Family therapist Murray Bowen taught that healthy systems require people who can maintain their own sense of self while staying connected to others. Not enmeshed (where you have no separate identity). Not cut off (where you’re disconnected entirely). Both separate AND connected.
That’s what staying in your lane actually is: maintaining your focus while trusting others to maintain theirs.
What About When Systems Fail People Outside Your Lane?
Here’s the question I know you’re asking: “But what if I SEE injustice happening to people outside my lane? Am I supposed to just be silent?”
No.
Staying in your lane doesn’t mean staying silent in the face of harm. It means being strategic about how you use your voice.
You can and should:
Name the injustice: “This is wrong.”
Amplify those most affected: “Listen to what [people with proximity] are saying.”
Use your platform to resource: “Here’s where you can support the people doing this work.”
Leverage your privilege: “I’m using my access to open doors for those who’ve been shut out.”
What you shouldn’t do:
Center yourself: “Let me tell you how I would solve this problem for these people I don’t know.”
Speak over those affected: “I understand this better than they do.”
Performatively engage: “Look at me caring about this issue!” (without sustained action)
See the difference?
One uses your voice in service of others.

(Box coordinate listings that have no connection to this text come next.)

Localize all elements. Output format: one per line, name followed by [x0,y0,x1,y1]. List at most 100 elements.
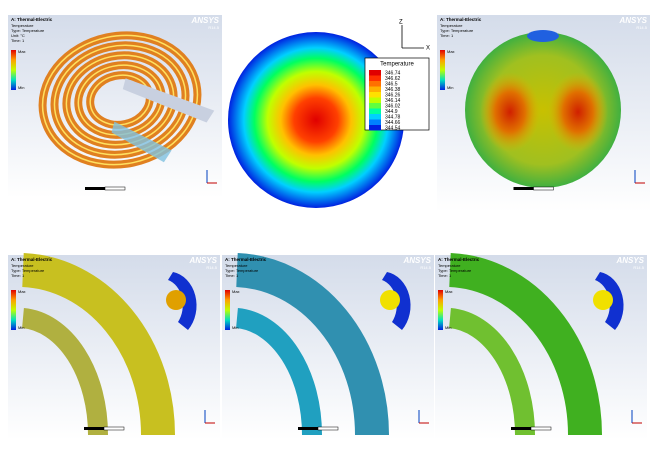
hot-spot [480,72,540,152]
panel-info: Temperature [440,23,463,28]
fin-inner [235,308,323,436]
cut [111,121,172,163]
legend-value: 346.26 [385,92,401,98]
scale-bar [530,426,552,431]
legend-value: 346.14 [385,98,401,104]
panel-info: Time: 1 [11,38,25,43]
panel-info: Type: Temperature [438,268,472,273]
legend-swatch [369,103,381,109]
legend-swatch [369,81,381,87]
legend-colorbar [440,50,445,90]
legend-colorbar [438,290,443,330]
fin-outer [448,253,602,436]
version: R14.5 [420,265,431,270]
scale-bar [317,426,339,431]
legend-value: 344.9 [385,109,398,115]
temperature-disk [228,32,404,208]
legend-value: 346.38 [385,87,401,93]
heater-track-edge [41,34,199,166]
panel-title: A: Thermal-Electric [440,17,482,22]
panel-info: Type: Temperature [225,268,259,273]
panel-title: A: Thermal-Electric [225,257,267,262]
legend-swatch [369,114,381,120]
scale-bar [533,186,554,191]
hot-spot [548,72,608,152]
legend-value: 346.02 [385,103,401,109]
legend-value: 346.62 [385,76,401,82]
panel-title: A: Thermal-Electric [11,17,53,22]
panel-info: Temperature [11,23,34,28]
panel-info: Time: 1 [438,273,452,278]
legend-max: Max [232,289,240,294]
fin-outer [235,253,389,436]
legend-swatch [369,75,381,81]
legend-min: Min [232,325,238,330]
legend-swatch [369,92,381,98]
panel-title: A: Thermal-Electric [11,257,53,262]
brand: ANSYS [402,256,431,265]
panel-info: Temperature [438,263,461,268]
version: R14.5 [206,265,217,270]
panel-info: Time: 1 [225,273,239,278]
legend-max: Max [445,289,453,294]
cold-cap [595,272,624,330]
spiral-heater [38,31,215,169]
panel-info: Time: 1 [440,33,454,38]
panel-info: Time: 1 [11,273,25,278]
legend-colorbar [11,290,16,330]
legend-swatch [369,70,381,76]
panel-info: Unit: °C [11,33,25,38]
legend-swatch [369,108,381,114]
heater-track-edge [65,54,175,146]
axis-label-z: Z [399,20,403,26]
cut [122,78,215,123]
scale-bar [104,186,126,191]
brand: ANSYS [190,16,219,25]
legend-swatch [369,86,381,92]
legend-min: Min [445,325,451,330]
brand: ANSYS [188,256,217,265]
scale-bar [103,426,125,431]
legend-min: Min [18,85,24,90]
legend-min: Min [18,325,24,330]
fin-outer [21,253,175,436]
panel-info: Type: Temperature [11,268,45,273]
legend-swatch [369,97,381,103]
panel-info: Temperature [225,263,248,268]
panel-title: A: Thermal-Electric [438,257,480,262]
legend-swatch [369,119,381,125]
legend-swatch [369,125,381,131]
brand: ANSYS [618,16,647,25]
panel-info: Temperature [11,263,34,268]
legend-value: 344.78 [385,114,401,120]
legend-min: Min [447,85,453,90]
panel-info: Type: Temperature [11,28,45,33]
fin-inner [21,308,109,436]
cold-cap [382,272,411,330]
axis-label-x: X [426,46,430,52]
legend-value: 346.74 [385,70,401,76]
legend-max: Max [18,289,26,294]
legend-value: 344.66 [385,120,401,126]
brand: ANSYS [615,256,644,265]
hot-spot [166,290,186,310]
legend-value: 346.5 [385,81,398,87]
legend-title: Temperature [380,62,414,68]
legend-max: Max [447,49,455,54]
heater-track-edge [53,44,187,156]
legend-max: Max [18,49,26,54]
legend-value: 344.54 [385,125,401,131]
hot-spot [593,290,613,310]
legend-colorbar [11,50,16,90]
version: R14.5 [633,265,644,270]
version: R14.5 [636,25,647,30]
fin-inner [448,308,536,436]
cold-spot [527,30,559,42]
legend-colorbar [225,290,230,330]
version: R14.5 [208,25,219,30]
hot-spot [380,290,400,310]
panel-info: Type: Temperature [440,28,474,33]
cold-cap [168,272,197,330]
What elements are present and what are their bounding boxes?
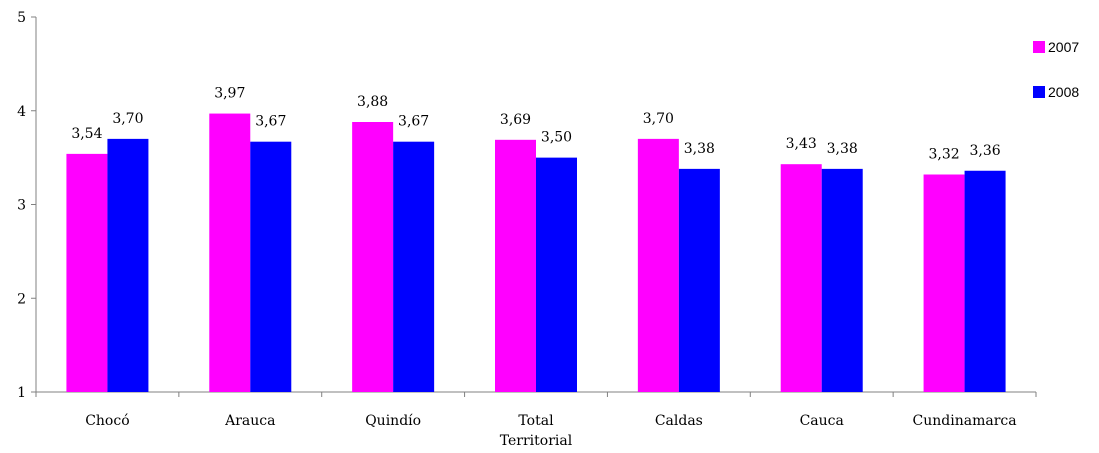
category-label: Quindío xyxy=(365,413,421,429)
data-label: 3,67 xyxy=(398,114,429,130)
data-label: 3,70 xyxy=(643,111,674,127)
y-tick-label: 3 xyxy=(17,198,26,214)
data-label: 3,38 xyxy=(827,141,858,157)
bar-2008 xyxy=(821,168,863,392)
data-label: 3,69 xyxy=(500,112,531,128)
data-label: 3,38 xyxy=(684,141,715,157)
bar-2008 xyxy=(964,170,1006,392)
category-label: Chocó xyxy=(85,413,129,429)
data-labels: 3,54 3,70 3,97 3,67 3,88 3,67 3,69 3,50 3,70 3,38… xyxy=(71,86,1000,163)
data-label: 3,67 xyxy=(255,114,286,130)
y-tick-label: 1 xyxy=(17,385,26,401)
data-label: 3,50 xyxy=(541,130,572,146)
data-label: 3,32 xyxy=(928,147,959,163)
legend-swatch-2008 xyxy=(1033,86,1045,98)
legend-label: 2007 xyxy=(1048,39,1079,55)
data-label: 3,54 xyxy=(71,126,102,142)
bar-2007 xyxy=(209,113,251,392)
bar-2007 xyxy=(923,174,965,392)
y-tick-label: 4 xyxy=(17,104,26,120)
bar-2008 xyxy=(250,141,292,392)
category-label: Arauca xyxy=(224,413,275,429)
bar-2007 xyxy=(780,164,822,392)
category-label: Caldas xyxy=(655,413,703,429)
legend: 2007 2008 xyxy=(1033,39,1079,100)
y-tick-label: 2 xyxy=(17,291,26,307)
legend-label: 2008 xyxy=(1048,84,1079,100)
data-label: 3,36 xyxy=(969,143,1000,159)
bar-2007 xyxy=(637,138,679,392)
bar-2008 xyxy=(393,141,435,392)
data-label: 3,97 xyxy=(214,86,245,102)
category-label: Cauca xyxy=(800,413,844,429)
legend-swatch-2007 xyxy=(1033,41,1045,53)
bar-2007 xyxy=(352,122,394,392)
category-label: Cundinamarca xyxy=(913,413,1017,429)
y-axis: 1 2 3 4 5 xyxy=(17,10,37,401)
bar-2008 xyxy=(678,168,720,392)
bars xyxy=(66,113,1006,392)
bar-2007 xyxy=(66,153,108,392)
bar-2008 xyxy=(107,138,149,392)
data-label: 3,70 xyxy=(112,111,143,127)
x-axis: Chocó Arauca Quindío Total Territorial Caldas… xyxy=(35,391,1037,449)
category-label: Total Territorial xyxy=(500,413,573,449)
data-label: 3,88 xyxy=(357,94,388,110)
data-label: 3,43 xyxy=(786,136,817,152)
y-tick-label: 5 xyxy=(17,10,26,26)
bar-2008 xyxy=(536,157,577,392)
bar-2007 xyxy=(495,139,536,392)
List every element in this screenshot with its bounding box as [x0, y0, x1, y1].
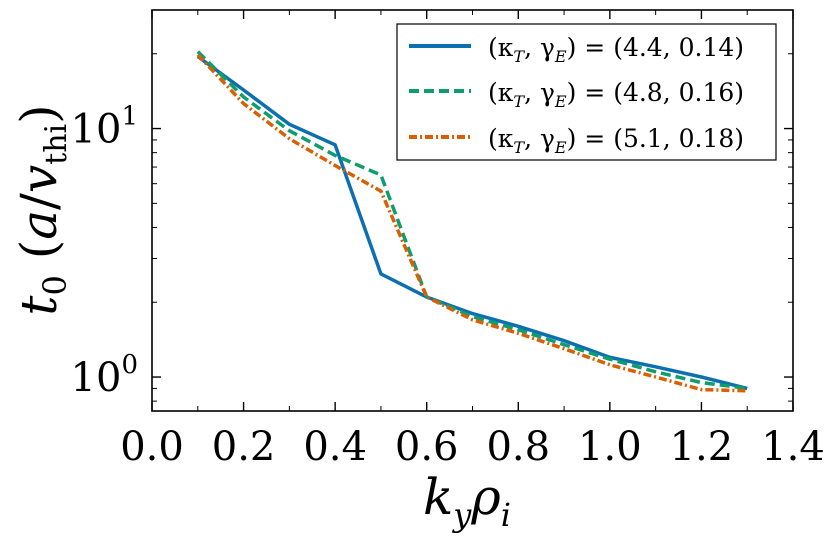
legend-label-1: (κT, γE) = (4.8, 0.16) [488, 78, 744, 111]
x-tick-label: 1.0 [578, 424, 642, 470]
x-tick-label: 0.0 [120, 424, 184, 470]
x-tick-label: 0.4 [303, 424, 367, 470]
y-tick-label: 100 [71, 350, 138, 401]
plot-frame [151, 9, 794, 412]
x-tick-label: 0.2 [212, 424, 276, 470]
series-line-2 [196, 53, 748, 393]
x-tick-labels: 0.0 0.2 0.4 0.6 0.8 1.0 1.2 1.4 [120, 424, 825, 470]
y-tick-label: 101 [71, 102, 138, 153]
series-line-0 [196, 55, 748, 391]
legend-label-0: (κT, γE) = (4.4, 0.14) [488, 33, 744, 66]
series-layer [196, 50, 748, 393]
series-line-1 [196, 50, 748, 391]
legend-label-2: (κT, γE) = (5.1, 0.18) [488, 124, 744, 157]
minor-ticks [152, 9, 793, 411]
x-tick-label: 1.4 [761, 424, 825, 470]
x-tick-label: 1.2 [670, 424, 734, 470]
x-axis-title: kyρi [423, 468, 511, 534]
legend: (κT, γE) = (4.4, 0.14) (κT, γE) = (4.8, … [396, 23, 777, 161]
x-tick-label: 0.8 [486, 424, 550, 470]
x-tick-label: 0.6 [395, 424, 459, 470]
y-tick-labels: 100 101 [71, 102, 138, 401]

The other uses others’ pain in service of your ego.
Trust Is How This Works
Here’s what makes this possible: trust.
I trust that the people working on water policy in Flint know more than I do about what that community needs.
I trust that the people navigating fishing rights disputes have thought about this longer and harder than I have.
I trust that the people living as undocumented immigrants understand the stakes in ways I never will.
And they can trust that I’m tending to the systems I DO understand.
Because I DO understand family systems. I DO understand nervous system regulation. I DO understand attachment trauma and how it shows up across generations. I DO understand what it looks like when parents are trying desperately to do better than what was modeled for them.
That’s my lane. And I can speak to that with authority because I’ve lived it, studied it, worked in it for decades.
When I stay in my lane and trust you to stay in yours, we build collective capacity instead of competing for credibility.
So What?
The next time you feel pressure to have an opinion on everything, ask yourself:
1. What are the systems I actually understand deeply? (List them. Be honest.)
2. Where do I have proximity, lived experience, or expertise? (This is where your voice carries weight.)
In this instance there are two more question:
Can I articulate the things that can be done by others who may not share my proximity/experience/expertise but who share my concern?
Do I know how to ask for help and support that would be meaningful within a this cause or situation I fully understand?
3. Where am I feeling pressure to perform on knowledge I don’t have? (This is where you can release the pressure.)
4. Who is best positioned to lead on issues outside my lane? (Find them. Amplify them. Resource them.)
5. How can I support movements outside my lane without centering myself? (Listen. Donate. Show up. Share their load in the work.)
You don’t have to fix every broken system. You have to fix the one you’re standing in.
And when each of us does that—when each of us tends to our lane with focus, humility, and strategic clarity—the whole road gets better.
Stay in your lane. Trust others to stay in theirs. And watch how much faster we all move.
CITATIONS
brown, a. m. (2017). Emergent Strategy: Shaping Change, Changing Worlds. Chico, CA: AK Press.
Stevenson, B. (2014). Just Mercy: A Story of Justice and Redemption. New York: Spiegel & Grau.
Bowen, M. (1978). Family Therapy in Clinical Practice. New York: Jason Aronson.